Rent reviews
Open market review. The usual type of rent review in a commercial lease requires that at specified intervals the rent will be changed to what is then the current open market rent for the premises.
Intervals. The specified intervals in a long-term lease (10 years or more) are usually every 5 years. Shorter leases may have a rent review every 3 years. It is entirely a matter for negotiation when a lease is granted.
Upwards only. Rent reviews became a standard feature of commercial leases in the 1960s when inflation caused rents to rise continuously. A full market rent when a lease was signed was soon well below market rent after a few years had passed. So the focus of rent reviews was to increase rents every few years to counteract inflation. It became customary to make rent reviews ‘upwards only’ which meant that they went up when rental values increased, but stayed the same when rental values went down. This is still far and away the most usual rent review formula.
Other formulas. Another formula often found is that rent will increase in line with the Retail Prices Index or a similar Government index, so that rent shadows the cost of living. This type is usually found in leases where there is a rent review every year. It avoids the need for an expensive arbitration of rental values. Other formulas include linking rent to the turnover of the tenant’s business at the premises, or to the rents the tenant gets from sub-lettings.
Shorter terms. If a prospective tenant will not agree to a rent review, a landlord’s option is to grant a shorter term. If the term is 5 years then the landlord effectively gets his rent review by negotiating a renewal or a new letting at the end of 5 years. The tenant has the protection that he can walk away from the premises in 5 years’ time. Alternatively, if a tenant wants a longer term, but fears the effect of a rent review, the tenant may be able to negotiate a break clause. For example, a 10 year lease might have an upwards only rent review after 5 years, but also a tenant’s option to break after 5 years.
Open market rent. In most rent review clauses, the old rent is to be increased to the ‘open market rent’ of the premises at the rent review date.
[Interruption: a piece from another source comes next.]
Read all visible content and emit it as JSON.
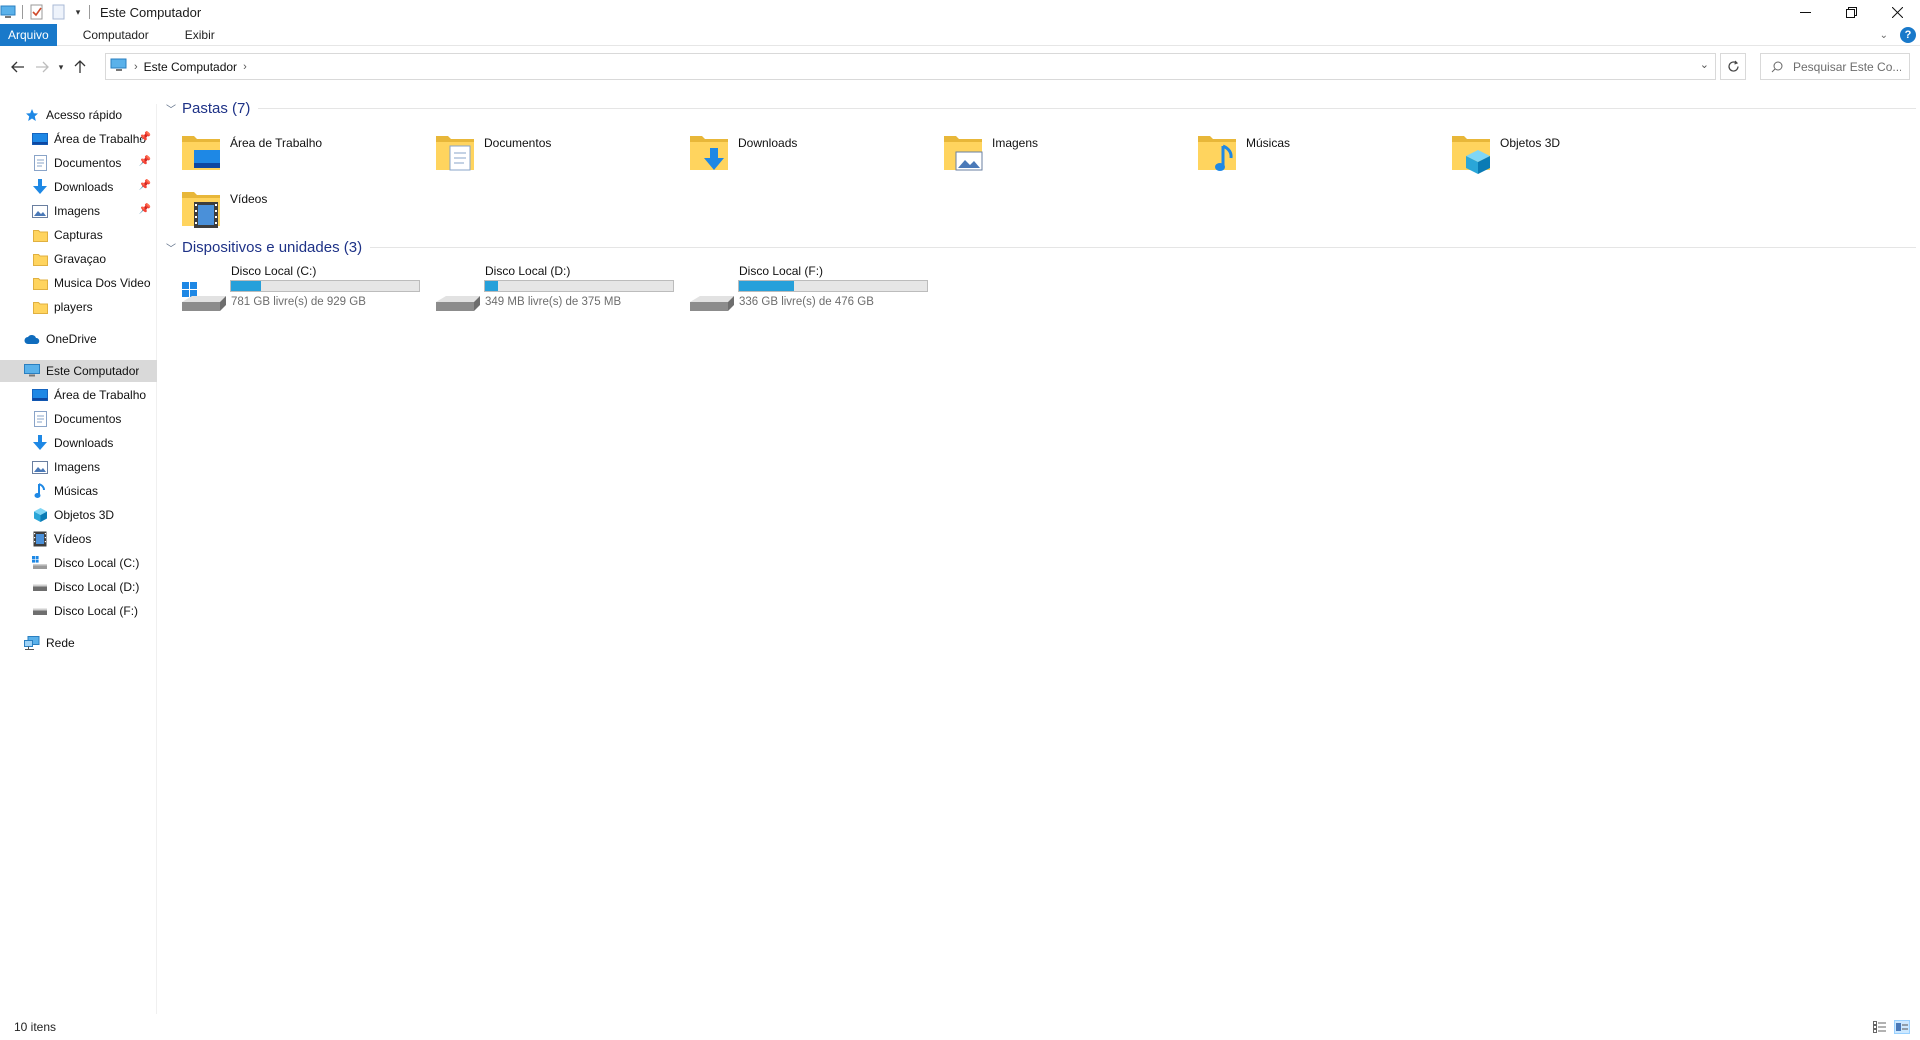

Determining the open market rent. The rent review clause will set down rules for arriving at the open market rent. It will set down 'Assumptions' - factors which do not apply to the premises as they are at the rent review date - e.g. that the premises are available to let - but which are to be assumed to apply. It will also set down 'Disregards' - factors which do apply to the premises as they are at the rent review date which should be disregarded - e.g. improvements the tenant has made to the building at his own expense.
Win the day
Get expert help.
Usually the landlord or his surveyor will invite the tenant to agree a figure he proposes. It may seem too high - it may be too high. A tenant should appoint his own surveyor to argue the figure down. The surveyor needs to be an expert in rent reviews because this is a very technical negotiation. It is best to have one who is familiar with the area where the premises are located.
Comparable evidence.
The surveyors will argue, and the argument will depend to a considerable degree on ‘comparables’. Evidence of lettings in the area which are ‘comparable’ with the premises in question. The most compelling comparable evidence is a recent letting in the same building, or of another shop in the same parade. There are many arguments a tenant's surveyor may be able to bring to bear to knock down the landlord’s starting rent.
Adjudication.
If the parties cannot agree the revised rent, it is referred to a third party for adjudication.